Black Mothers and Black Boats: Queer, Indigenous, and Afro-Brazilian Intersections in Ney Matogrosso's "Mãe preta (Barco negro)"

  • Daniel da Silva Columbia University
Keywords: Transgender, voice, fado, Hortense Spillers, Lusotropicalism

Abstract

As part of his 1975 solo debut album, Água do céu-pássaro, Ney Matogrosso recorded a cover of "Barco negro," a Portuguese fado made famous by Amália Rodrigues and based on an earlier Brazilian song, "Mãe-preta," written by Caco Velho and Piratini and recorded by Os Tocantins in 1943. Matogrosso conflates the two versions, titling the track, "Mãe preta (Barco negro)." This article marks Matogrosso’s recording as an iteration of transgender voice and locates—in his performance and album artwork—queer, indigenous, and Afro-Brazilian intersections that rework the mãe preta figure central to Brazil’s foundational narrative.
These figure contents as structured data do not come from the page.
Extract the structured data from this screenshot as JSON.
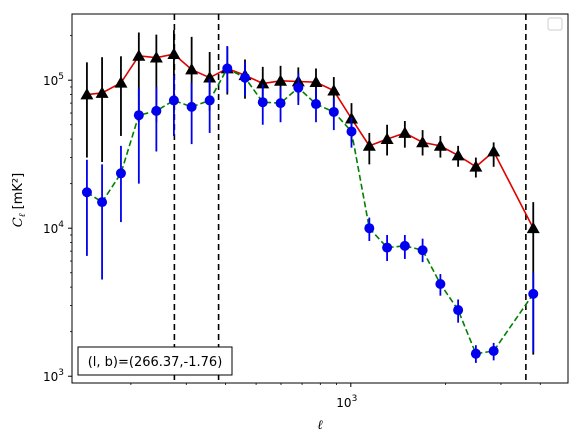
{
  "chart_data": {
    "type": "scatter",
    "x_scale": "log",
    "y_scale": "log",
    "xlim": [
      130,
      4900
    ],
    "ylim": [
      900,
      280000
    ],
    "xlabel": "ℓ",
    "ylabel_main": "C",
    "ylabel_sub": "ℓ",
    "ylabel_unit": "[mK²]",
    "x_ticks": [
      {
        "value": 1000,
        "base": "10",
        "exp": "3"
      }
    ],
    "y_ticks": [
      {
        "value": 1000,
        "base": "10",
        "exp": "3"
      },
      {
        "value": 10000,
        "base": "10",
        "exp": "4"
      },
      {
        "value": 100000,
        "base": "10",
        "exp": "5"
      }
    ],
    "grid": false,
    "legend": {
      "placement": "top-right",
      "entries": []
    },
    "annotation": "(l, b)=(266.37,-1.76)",
    "annotation_placement": "bottom-left",
    "vlines": [
      {
        "x": 275,
        "style": "dashed",
        "color": "#000000"
      },
      {
        "x": 380,
        "style": "dashed",
        "color": "#000000"
      },
      {
        "x": 3600,
        "style": "dashed",
        "color": "#000000"
      }
    ],
    "series": [
      {
        "marker": "triangle",
        "color": "#000000",
        "line_color": "#e00000",
        "line_style": "solid",
        "errorbar_color": "#000000",
        "points": [
          {
            "x": 145,
            "y": 80000,
            "lo": 30000,
            "hi": 132000
          },
          {
            "x": 162,
            "y": 82000,
            "lo": 28000,
            "hi": 143000
          },
          {
            "x": 186,
            "y": 96000,
            "lo": 42000,
            "hi": 145000
          },
          {
            "x": 212,
            "y": 146000,
            "lo": 52000,
            "hi": 210000
          },
          {
            "x": 241,
            "y": 142000,
            "lo": 52000,
            "hi": 203000
          },
          {
            "x": 274,
            "y": 150000,
            "lo": 60000,
            "hi": 218000
          },
          {
            "x": 312,
            "y": 118000,
            "lo": 62000,
            "hi": 196000
          },
          {
            "x": 356,
            "y": 104000,
            "lo": 62000,
            "hi": 155000
          },
          {
            "x": 405,
            "y": 120000,
            "lo": 80000,
            "hi": 168000
          },
          {
            "x": 461,
            "y": 108000,
            "lo": 75000,
            "hi": 138000
          },
          {
            "x": 525,
            "y": 95000,
            "lo": 66000,
            "hi": 123000
          },
          {
            "x": 598,
            "y": 99000,
            "lo": 70000,
            "hi": 125000
          },
          {
            "x": 681,
            "y": 98000,
            "lo": 73000,
            "hi": 122000
          },
          {
            "x": 775,
            "y": 97000,
            "lo": 72000,
            "hi": 120000
          },
          {
            "x": 883,
            "y": 85000,
            "lo": 63000,
            "hi": 105000
          },
          {
            "x": 1005,
            "y": 55000,
            "lo": 38000,
            "hi": 70000
          },
          {
            "x": 1145,
            "y": 36000,
            "lo": 27000,
            "hi": 44000
          },
          {
            "x": 1304,
            "y": 40000,
            "lo": 31000,
            "hi": 50000
          },
          {
            "x": 1485,
            "y": 44000,
            "lo": 35000,
            "hi": 53000
          },
          {
            "x": 1691,
            "y": 38000,
            "lo": 31000,
            "hi": 46000
          },
          {
            "x": 1926,
            "y": 36000,
            "lo": 30000,
            "hi": 42000
          },
          {
            "x": 2193,
            "y": 31000,
            "lo": 26000,
            "hi": 36000
          },
          {
            "x": 2497,
            "y": 26000,
            "lo": 22000,
            "hi": 30000
          },
          {
            "x": 2844,
            "y": 33000,
            "lo": 26000,
            "hi": 38000
          },
          {
            "x": 3800,
            "y": 10000,
            "lo": 1400,
            "hi": 15000
          }
        ]
      },
      {
        "marker": "circle",
        "color": "#0000ee",
        "line_color": "#008000",
        "line_style": "dashed",
        "errorbar_color": "#0000ee",
        "points": [
          {
            "x": 145,
            "y": 17500,
            "lo": 6500,
            "hi": 29000
          },
          {
            "x": 162,
            "y": 15000,
            "lo": 4500,
            "hi": 27000
          },
          {
            "x": 186,
            "y": 23500,
            "lo": 11000,
            "hi": 36000
          },
          {
            "x": 212,
            "y": 58000,
            "lo": 20000,
            "hi": 88000
          },
          {
            "x": 241,
            "y": 62000,
            "lo": 33000,
            "hi": 90000
          },
          {
            "x": 274,
            "y": 73000,
            "lo": 42000,
            "hi": 108000
          },
          {
            "x": 312,
            "y": 66000,
            "lo": 37000,
            "hi": 96000
          },
          {
            "x": 356,
            "y": 73000,
            "lo": 44000,
            "hi": 102000
          },
          {
            "x": 405,
            "y": 120000,
            "lo": 83000,
            "hi": 170000
          },
          {
            "x": 461,
            "y": 104000,
            "lo": 78000,
            "hi": 132000
          },
          {
            "x": 525,
            "y": 71000,
            "lo": 50000,
            "hi": 94000
          },
          {
            "x": 598,
            "y": 70000,
            "lo": 52000,
            "hi": 90000
          },
          {
            "x": 681,
            "y": 89000,
            "lo": 68000,
            "hi": 112000
          },
          {
            "x": 775,
            "y": 69000,
            "lo": 52000,
            "hi": 88000
          },
          {
            "x": 883,
            "y": 61000,
            "lo": 46000,
            "hi": 76000
          },
          {
            "x": 1005,
            "y": 45000,
            "lo": 35000,
            "hi": 56000
          },
          {
            "x": 1145,
            "y": 10000,
            "lo": 8200,
            "hi": 11800
          },
          {
            "x": 1304,
            "y": 7400,
            "lo": 6000,
            "hi": 9000
          },
          {
            "x": 1485,
            "y": 7600,
            "lo": 6200,
            "hi": 9000
          },
          {
            "x": 1691,
            "y": 7100,
            "lo": 5900,
            "hi": 8500
          },
          {
            "x": 1926,
            "y": 4200,
            "lo": 3500,
            "hi": 4900
          },
          {
            "x": 2193,
            "y": 2800,
            "lo": 2300,
            "hi": 3300
          },
          {
            "x": 2497,
            "y": 1420,
            "lo": 1230,
            "hi": 1620
          },
          {
            "x": 2844,
            "y": 1480,
            "lo": 1280,
            "hi": 1680
          },
          {
            "x": 3800,
            "y": 3600,
            "lo": 1450,
            "hi": 5000
          }
        ]
      }
    ]
  }
}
Making use of Hortense Spiller’s theorization of the trans-Atlantic slave trade as "body-theft," I argue that Matogrosso’s referents and trans voice reembody the Luso-Afro-Brazilian black mother in ways that unsettle Lusotropicalism and haunt Portuguese nationalist tropes.

Author Biography

Daniel da Silva, Columbia University

Daniel da Silva is a Ph.D. candidate at Columbia University. He is the author of "Unbearable Fadistas: António Variações and Fado as Queer Praxis," (JLS, Spring 2018). As of Fall 2019, he is an Assistant Professor of Portuguese at Rutgers-New Brunswick.